On much shakier legal ground are so-called “browsewrap agreements,” that is, terms or links to terms that are prominently posted on the homepage of the website with a notice to users that they accept those terms merely by browsing deeper into the site. Obviously, in light of the Specht decision, there are serious questions whether users are aware of and clearly manifest their acceptance of the TOS just by browsing beyond the landing page. However, if the site owner is not offering membership or access to restricted portions of the website, then it may not have the opportunity to require the browser to click an “I Accept” button, even though it still has a critical need to protect its rights and restrict its liabilities. Steps to increase the likelihood that browsewrap terms are legally binding include: 1) placement of the terms or a link to the terms that is so prominent that users are guaranteed to see them upon first entering the website; and 2) prominent placement of a message that taking further action (browsing, clicking, etc.) is an acceptance of such terms. It also helps if the terms are geared towards commercial users rather than consumers. For example, in a case involving Tickets.com deep-linking to pages in the Ticketmaster.com website in violation of the browsewrap terms on Ticketmaster’s home page, the court ruled it would not dismiss the breach of contract claim solely because the Ticketmaster.com TOS lacked an “I Accept” button. Its decision appears based in part on a belief that Tickets.com was a sophisticated user that would expect its activity to be subject to online terms and conditions.

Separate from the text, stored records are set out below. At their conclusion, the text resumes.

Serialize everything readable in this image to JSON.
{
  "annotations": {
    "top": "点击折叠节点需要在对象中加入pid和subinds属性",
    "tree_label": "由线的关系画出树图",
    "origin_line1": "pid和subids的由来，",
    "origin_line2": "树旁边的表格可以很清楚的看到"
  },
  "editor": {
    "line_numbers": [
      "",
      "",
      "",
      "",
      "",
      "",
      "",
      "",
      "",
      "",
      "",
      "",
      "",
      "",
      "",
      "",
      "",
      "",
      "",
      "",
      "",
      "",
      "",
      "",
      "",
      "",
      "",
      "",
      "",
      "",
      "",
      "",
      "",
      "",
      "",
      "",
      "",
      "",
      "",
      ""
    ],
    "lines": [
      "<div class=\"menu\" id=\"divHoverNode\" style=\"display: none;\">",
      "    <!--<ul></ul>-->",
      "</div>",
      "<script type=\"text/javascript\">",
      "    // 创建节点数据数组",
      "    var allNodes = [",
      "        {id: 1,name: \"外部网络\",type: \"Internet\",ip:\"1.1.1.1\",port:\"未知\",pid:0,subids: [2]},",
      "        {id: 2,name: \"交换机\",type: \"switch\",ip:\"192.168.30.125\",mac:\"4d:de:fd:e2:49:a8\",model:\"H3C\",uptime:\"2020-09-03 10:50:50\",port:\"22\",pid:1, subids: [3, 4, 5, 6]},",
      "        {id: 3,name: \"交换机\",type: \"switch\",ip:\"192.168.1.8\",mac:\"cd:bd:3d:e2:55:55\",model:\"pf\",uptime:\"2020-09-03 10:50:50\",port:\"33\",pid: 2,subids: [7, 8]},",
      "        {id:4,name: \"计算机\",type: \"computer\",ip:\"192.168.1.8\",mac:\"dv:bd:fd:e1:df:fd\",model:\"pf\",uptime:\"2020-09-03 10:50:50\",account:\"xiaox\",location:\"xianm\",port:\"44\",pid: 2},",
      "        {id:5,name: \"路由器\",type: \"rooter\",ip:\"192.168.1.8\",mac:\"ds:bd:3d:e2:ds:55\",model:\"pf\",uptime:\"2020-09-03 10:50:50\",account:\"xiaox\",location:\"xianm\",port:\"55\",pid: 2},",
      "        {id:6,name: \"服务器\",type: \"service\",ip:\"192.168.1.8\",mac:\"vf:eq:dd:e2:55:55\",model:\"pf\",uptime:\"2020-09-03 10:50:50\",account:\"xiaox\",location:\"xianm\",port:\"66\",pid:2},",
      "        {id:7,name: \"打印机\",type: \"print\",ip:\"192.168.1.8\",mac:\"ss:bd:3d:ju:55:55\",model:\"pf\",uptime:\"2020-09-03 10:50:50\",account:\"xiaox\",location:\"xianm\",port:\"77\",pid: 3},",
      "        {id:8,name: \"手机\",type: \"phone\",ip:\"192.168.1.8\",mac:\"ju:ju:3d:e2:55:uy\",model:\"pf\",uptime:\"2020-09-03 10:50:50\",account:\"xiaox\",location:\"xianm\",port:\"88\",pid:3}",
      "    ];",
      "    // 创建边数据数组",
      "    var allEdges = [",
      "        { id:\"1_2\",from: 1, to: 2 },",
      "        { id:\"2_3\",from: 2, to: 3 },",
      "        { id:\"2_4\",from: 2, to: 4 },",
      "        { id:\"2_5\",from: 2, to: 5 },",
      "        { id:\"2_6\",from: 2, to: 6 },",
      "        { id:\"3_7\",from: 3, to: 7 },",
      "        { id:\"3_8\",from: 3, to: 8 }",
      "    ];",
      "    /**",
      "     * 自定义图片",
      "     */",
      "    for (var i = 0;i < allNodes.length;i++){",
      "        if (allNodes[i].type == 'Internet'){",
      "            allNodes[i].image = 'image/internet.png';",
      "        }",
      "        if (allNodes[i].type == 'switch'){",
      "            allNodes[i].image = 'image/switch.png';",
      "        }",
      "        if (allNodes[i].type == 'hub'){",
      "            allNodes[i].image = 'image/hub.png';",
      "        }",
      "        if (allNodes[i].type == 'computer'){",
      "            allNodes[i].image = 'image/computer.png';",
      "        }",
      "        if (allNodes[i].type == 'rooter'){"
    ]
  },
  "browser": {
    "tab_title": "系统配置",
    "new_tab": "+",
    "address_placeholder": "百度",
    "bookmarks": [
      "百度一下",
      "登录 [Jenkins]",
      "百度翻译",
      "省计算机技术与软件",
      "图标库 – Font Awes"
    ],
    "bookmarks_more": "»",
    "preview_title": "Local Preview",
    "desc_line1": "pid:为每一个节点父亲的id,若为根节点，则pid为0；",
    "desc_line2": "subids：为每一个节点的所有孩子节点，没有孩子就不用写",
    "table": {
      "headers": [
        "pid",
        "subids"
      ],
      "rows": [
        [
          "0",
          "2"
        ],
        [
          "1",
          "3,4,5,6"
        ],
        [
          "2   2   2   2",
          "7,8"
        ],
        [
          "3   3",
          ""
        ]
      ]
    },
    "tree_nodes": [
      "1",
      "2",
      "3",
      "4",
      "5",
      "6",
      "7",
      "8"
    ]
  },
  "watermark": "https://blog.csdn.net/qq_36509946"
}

What if a website user agreed via a valid clickwrap contract that the website owner could amend the TOS or license in significant ways just by the owner’s posting of the amendment on its website, without special notice to or agreement by the user? This very question was at the root of a recent controversy involving Facebook, which needed to amend its TOS, but with millions of users, found it impractical to notify and gather evidence of each user’s acceptance. Since the users agreed in the original TOS that Facebook could amend the TOS merely by posting the new terms, shouldn’t that be okay?
Several courts have held in similar factual scenarios that the amendment by posting procedure would not be legally binding. One used the rationale of ineffective acceptance (see Douglas v. Talk America Inc.), another used the rationale of ineffective consideration (see Harris v. Blockbuster Inc.), but both were clearly uncomfortable with the idea that users’ rights could be significantly altered without their knowledge, even if they had agreed in advance. However, both courts hinted at procedures that would more likely make online amendments effective: 1) giving users clear notice of the revised terms, via an e-mail to the user or a pop-up notice when the user next logs on to the site; 2) providing a meaningful grace period (e.g. 30 days) before the amended TOS go into effect; 3) not attempting to make the amendment retroactively effective, but only going forward; and 4) allowing the user the ability to opt out of the new TOS, for example by unsubscribing from the site.
Takeaway: providing full, prominent disclosure to users of offered terms, and opportunities for users to clearly manifest their acceptance of those terms, will result in legally binding licenses, terms of service, and other online agreements.